Excavation StrategyPosted under: about >> Methodology Tags: deposits, ditch, drain, evidence, feature, fill, foundations, georgian, layer, medieval, objects, pit, post-medieval, post hole, prescot street, quarry pit, roman, south tenter street, strategy
The detailed excavation strategy is set out in our WSI. However as a guide to people interested this article gives a summary of the way we intend to dig the site:
Due to the size of the site, we are going to excavate in three distinct blocks. These blocks will be defined by breaks in the stratigraphic sequence such as significant truncations), or areas without archaeological deposits. Where excavation is not taking place, a thick deposit of overburden will be retained as a protection to the archaeological deposits to be left in situ.
Removal of Modern Soil or Overburden
The overburden on site is around 2 metres thick and contains the remains of Post Medieval buildings. This material will be removed under watching brief conditions by mechanical excavator.
This reduction will be undertaken in spits across the entire area of the zone to be excavated. The final spit will reveal archaeological deposits and care will be taken to ensure that sufficient material is left in this spit to allow the machine into the area without damage to underlying deposits. The final machining of this spit will be to the top of archaeological deposits. This will require care to ensure that the archaeological deposits are sufficiently cleaned of overburden, and that deposits are not removed without adequate recording.

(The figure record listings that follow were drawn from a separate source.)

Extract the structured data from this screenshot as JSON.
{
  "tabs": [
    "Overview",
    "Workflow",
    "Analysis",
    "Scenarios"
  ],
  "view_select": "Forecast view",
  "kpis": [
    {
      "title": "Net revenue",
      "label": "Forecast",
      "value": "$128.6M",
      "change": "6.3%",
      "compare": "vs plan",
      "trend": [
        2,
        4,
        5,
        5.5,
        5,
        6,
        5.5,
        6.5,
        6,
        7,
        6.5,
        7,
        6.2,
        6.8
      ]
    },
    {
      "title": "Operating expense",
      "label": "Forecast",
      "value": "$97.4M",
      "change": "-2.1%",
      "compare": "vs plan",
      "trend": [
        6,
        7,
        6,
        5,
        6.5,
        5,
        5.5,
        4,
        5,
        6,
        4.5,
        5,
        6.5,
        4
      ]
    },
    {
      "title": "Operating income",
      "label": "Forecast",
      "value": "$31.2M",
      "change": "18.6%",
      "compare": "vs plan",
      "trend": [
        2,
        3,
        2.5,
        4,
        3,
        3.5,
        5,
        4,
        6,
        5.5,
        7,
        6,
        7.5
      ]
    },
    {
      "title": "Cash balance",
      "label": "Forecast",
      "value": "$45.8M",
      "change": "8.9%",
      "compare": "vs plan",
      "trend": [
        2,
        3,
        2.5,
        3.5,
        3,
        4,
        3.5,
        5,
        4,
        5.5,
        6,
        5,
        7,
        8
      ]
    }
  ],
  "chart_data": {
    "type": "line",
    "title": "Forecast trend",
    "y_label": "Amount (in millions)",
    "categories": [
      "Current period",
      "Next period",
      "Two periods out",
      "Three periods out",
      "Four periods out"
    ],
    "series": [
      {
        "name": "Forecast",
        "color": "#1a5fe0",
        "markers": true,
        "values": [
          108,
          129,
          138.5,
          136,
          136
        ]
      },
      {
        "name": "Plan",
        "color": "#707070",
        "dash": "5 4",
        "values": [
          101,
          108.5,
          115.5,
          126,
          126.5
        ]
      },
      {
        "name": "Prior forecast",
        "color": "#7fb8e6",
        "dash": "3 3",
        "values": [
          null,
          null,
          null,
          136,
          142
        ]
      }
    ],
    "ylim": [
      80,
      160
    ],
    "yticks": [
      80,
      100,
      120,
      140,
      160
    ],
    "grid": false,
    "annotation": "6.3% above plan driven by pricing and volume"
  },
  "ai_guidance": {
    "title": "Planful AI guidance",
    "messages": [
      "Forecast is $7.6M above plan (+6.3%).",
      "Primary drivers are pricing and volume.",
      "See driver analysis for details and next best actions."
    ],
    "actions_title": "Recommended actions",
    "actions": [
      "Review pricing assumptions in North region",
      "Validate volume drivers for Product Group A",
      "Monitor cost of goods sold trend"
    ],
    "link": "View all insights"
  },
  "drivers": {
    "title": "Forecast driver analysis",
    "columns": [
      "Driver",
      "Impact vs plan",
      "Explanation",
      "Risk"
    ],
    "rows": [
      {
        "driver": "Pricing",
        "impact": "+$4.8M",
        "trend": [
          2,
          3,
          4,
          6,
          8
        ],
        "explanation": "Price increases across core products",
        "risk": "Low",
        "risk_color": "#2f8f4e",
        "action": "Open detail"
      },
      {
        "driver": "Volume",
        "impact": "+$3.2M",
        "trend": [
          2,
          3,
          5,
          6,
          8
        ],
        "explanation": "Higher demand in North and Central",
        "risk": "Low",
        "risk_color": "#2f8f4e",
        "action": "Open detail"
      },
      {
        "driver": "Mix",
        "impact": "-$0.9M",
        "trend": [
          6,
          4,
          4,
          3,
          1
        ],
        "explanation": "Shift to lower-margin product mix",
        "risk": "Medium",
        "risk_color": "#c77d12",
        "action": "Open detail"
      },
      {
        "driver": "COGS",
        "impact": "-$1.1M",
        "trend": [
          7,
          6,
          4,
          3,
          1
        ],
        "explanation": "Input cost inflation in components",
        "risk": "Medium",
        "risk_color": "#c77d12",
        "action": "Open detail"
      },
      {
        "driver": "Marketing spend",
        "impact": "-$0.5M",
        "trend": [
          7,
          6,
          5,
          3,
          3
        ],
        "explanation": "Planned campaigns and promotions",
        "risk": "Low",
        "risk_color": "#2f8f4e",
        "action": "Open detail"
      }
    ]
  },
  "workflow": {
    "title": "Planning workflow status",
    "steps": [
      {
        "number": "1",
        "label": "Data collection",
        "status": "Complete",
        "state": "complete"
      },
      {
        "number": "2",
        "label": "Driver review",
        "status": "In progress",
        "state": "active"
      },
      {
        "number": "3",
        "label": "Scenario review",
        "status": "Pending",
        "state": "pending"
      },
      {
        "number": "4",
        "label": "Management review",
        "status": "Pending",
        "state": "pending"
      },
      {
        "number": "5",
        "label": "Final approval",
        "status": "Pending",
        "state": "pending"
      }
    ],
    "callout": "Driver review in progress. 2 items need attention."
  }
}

Once excavated, the area will be surveyed by L – P : Archaeology’s survey specialist, Andy Dufton and the edge of the zone will be clearly defined and fenced to protect it from trampling by foot or machine.
Any archaeological deposits not yet ready to be excavated will remain protected under a thick layer of soil.
Recording and Removal of Post Medieval Buildings
From the results of the evaluation, we know that the 18th and 19th century buildings on site have sealed the earlier archaeological deposits beneath their foundations. In order to get to these earlier deposits, the Post Medieval remains must be recorded and removed.
Evidence of structures on site, specifically those dating to the 18th and 19th century and earlier, will be recorded and form part of the archaeological record. Typically, these will be wall and floors.
In areas with 19th century basements, the basement slab will be removed with a machine. Deeper foundations which extend to the underlying natural sands and gravels may be left in place to prevent any disturbance to the surrounding archaeology. Smaller foundations will be removed in stratigraphic sequence with the archaeological excavation. The breaking and removal of these will be by hand (where possible) under supervision of the archaeological team. As these areas are highly likely to overlie earlier stratigraphy, recording and removing these will be done with extra care.
If foundations are large deeply buried objects such as pad foundations, these will not be lifted whole out of the ground until all surrounding archaeological deposits have been removed.
All modern intrusions will be removed under archaeological supervision. Foundations will not be removed in a way that will damage archaeological deposits.
In order for the archaeological dig to begin, a secant pile wall will be constructed. This will involve the insertion of a concrete pile wall around the entire excavation area.
The secant foundations will provide the external retaining wall of the new building as well as the principle foundations of the building. They will also provide a retaining wall which allows the open area excavation of the entire site.
We will be excavating the site in stratigraphic sequence by context. This means that we will start by removing the later deposits first, and working through to the earlier deposits. Each archaeological context will be removed as a whole.
Excavation will be by hand. Care will be taken to clean and define the deposits before we begin excavation. Large homogenous deposits such as the possible cultivation soil will be sampled and may be excavated by machine if it is thought they are a single homogenous deposit.
All of the remains will be recorded according to the standard London archaeological recording method which is published by the Museum of London. This ensures that our records are compatible with the records produced by all the other digging units in London.
The method for finds collection and for environmental sampling are discussed in more detail in the WSI.